Inception
Chiuso il circo del calciomercato e salutata senza nostalgia la sosta forzata per gli impegni delle nazionali, ora finalmente si (ri)alza il sipario sul campionato di Serie A, almeno fino al prossimo 1° ottobre. E in casa Inter, al centro del palco, illuminato dall'occhio di bue, c'è Luciano Spalletti, senz'altro il deus ex machina che lo scorso 9 giugno è piombato sulla scena per risolvere una situazione altrimenti intricatissima. Fino a quel momento, infatti, la trama della storia nerazzurra sembrava non poter avere una via d'uscita credibile verso il tanto sospirato lieto fine, dato che il ritardo di ben 24 punti accumulato dal Napoli terzo in classifica, in definitiva, suggeriva l'ennesimo buco di sceneggiatura in chiave Champions League.

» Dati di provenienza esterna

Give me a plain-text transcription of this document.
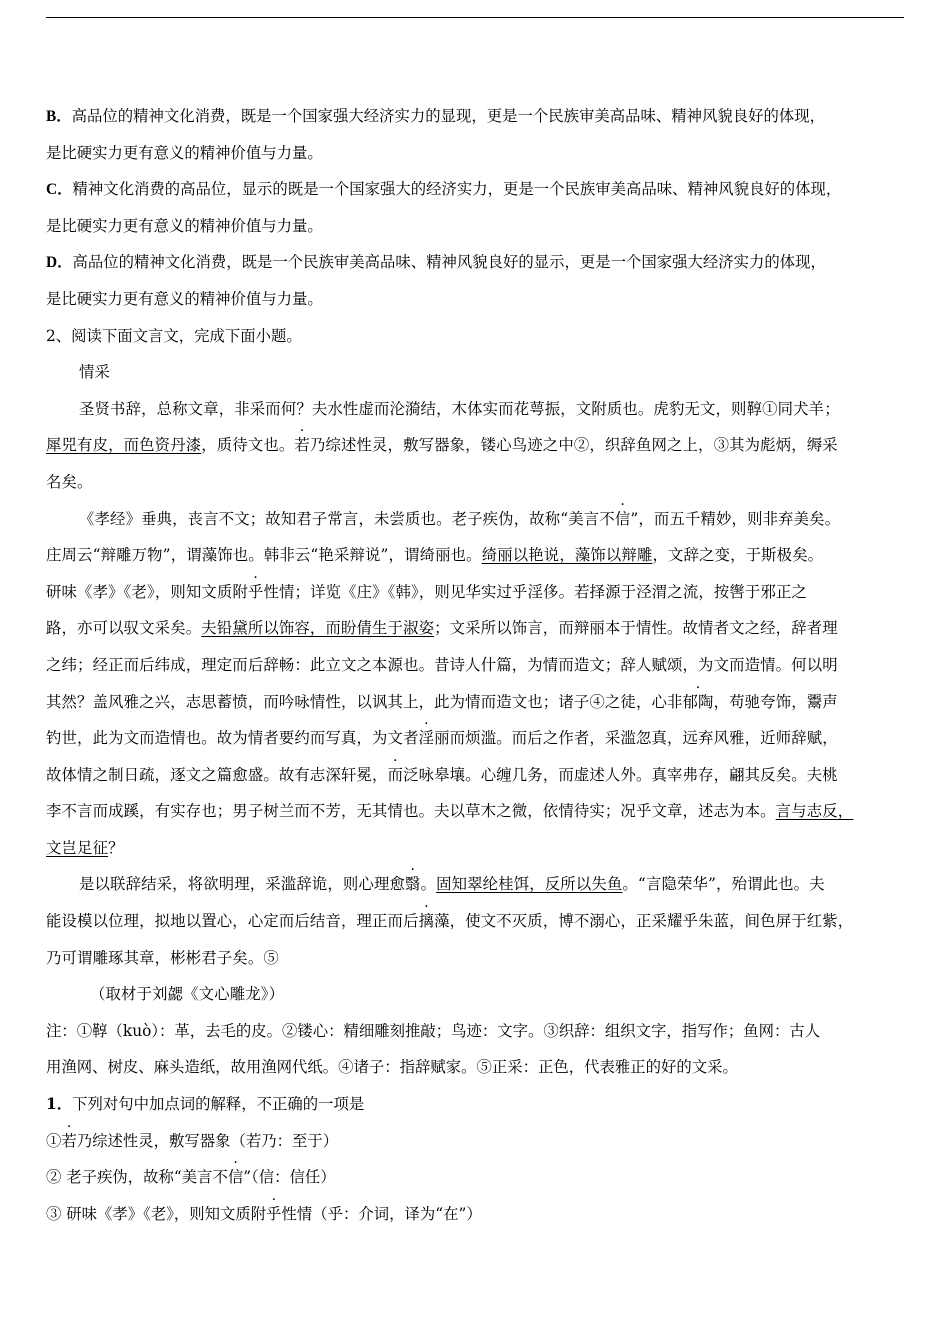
B．高品位的精神文化消费，既是一个国家强大经济实力的显现，更是一个民族审美高品味、精神风貌良好的体现，
是比硬实力更有意义的精神价值与力量。
C．精神文化消费的高品位，显示的既是一个国家强大的经济实力，更是一个民族审美高品味、精神风貌良好的体现，
是比硬实力更有意义的精神价值与力量。
D．高品位的精神文化消费，既是一个民族审美高品味、精神风貌良好的显示，更是一个国家强大经济实力的体现，
是比硬实力更有意义的精神价值与力量。
2、阅读下面文言文，完成下面小题。
情采
圣贤书辞，总称文章，非采而何？夫水性虚而沦漪结，木体实而花萼振，文附质也。虎豹无文，则鞟①同犬羊；
犀兕有皮，而色资丹漆，质待文也。若乃综述性灵，敷写器象，镂心鸟迹之中②，织辞鱼网之上，③其为彪炳，缛采
名矣。
《孝经》垂典，丧言不文；故知君子常言，未尝质也。老子疾伪，故称“美言不信”，而五千精妙，则非弃美矣。
庄周云“辩雕万物”，谓藻饰也。韩非云“艳采辩说”，谓绮丽也。绮丽以艳说，藻饰以辩雕，文辞之变，于斯极矣。
研味《孝》《老》，则知文质附乎性情；详览《庄》《韩》，则见华实过乎淫侈。若择源于泾渭之流，按辔于邪正之
路，亦可以驭文采矣。夫铅黛所以饰容，而盼倩生于淑姿；文采所以饰言，而辩丽本于情性。故情者文之经，辞者理
之纬；经正而后纬成，理定而后辞畅：此立文之本源也。昔诗人什篇，为情而造文；辞人赋颂，为文而造情。何以明
其然？盖风雅之兴，志思蓄愤，而吟咏情性，以讽其上，此为情而造文也；诸子④之徒，心非郁陶，苟驰夸饰，鬻声
钓世，此为文而造情也。故为情者要约而写真，为文者淫丽而烦滥。而后之作者，采滥忽真，远弃风雅，近师辞赋，
故体情之制日疏，逐文之篇愈盛。故有志深轩冕，而泛咏皋壤。心缠几务，而虚述人外。真宰弗存，翩其反矣。夫桃
李不言而成蹊，有实存也；男子树兰而不芳，无其情也。夫以草木之微，依情待实；况乎文章，述志为本。言与志反，
文岂足征？
是以联辞结采，将欲明理，采滥辞诡，则心理愈翳。固知翠纶桂饵，反所以失鱼。“言隐荣华”，殆谓此也。夫
能设模以位理，拟地以置心，心定而后结音，理正而后摛藻，使文不灭质，博不溺心，正采耀乎朱蓝，间色屏于红紫，
乃可谓雕琢其章，彬彬君子矣。⑤
（取材于刘勰《文心雕龙》）
注：①鞟（kuò）：革，去毛的皮。②镂心：精细雕刻推敲；鸟迹：文字。③织辞：组织文字，指写作；鱼网：古人
用渔网、树皮、麻头造纸，故用渔网代纸。④诸子：指辞赋家。⑤正采：正色，代表雅正的好的文采。
1．下列对句中加点词的解释，不正确的一项是
①若乃综述性灵，敷写器象（若乃：至于）
② 老子疾伪，故称“美言不信”（信：信任）
③ 研味《孝》《老》，则知文质附乎性情（乎：介词，译为“在”）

L'atterraggio dell'esperto tecnico di Certaldo sull'universo nerazzurro, però, ha alimentato sin da subito la convinzione che un ritorno graduale alle vecchie abitudini nobiliari della Beneamata fosse possibile; una convinzione che ai primi di settembre, nonostante gli spiacevoli imprevisti del Fair Play Finanziario e delle restrizioni imposte dal governo cinese, resiste senza fare un passo indietro.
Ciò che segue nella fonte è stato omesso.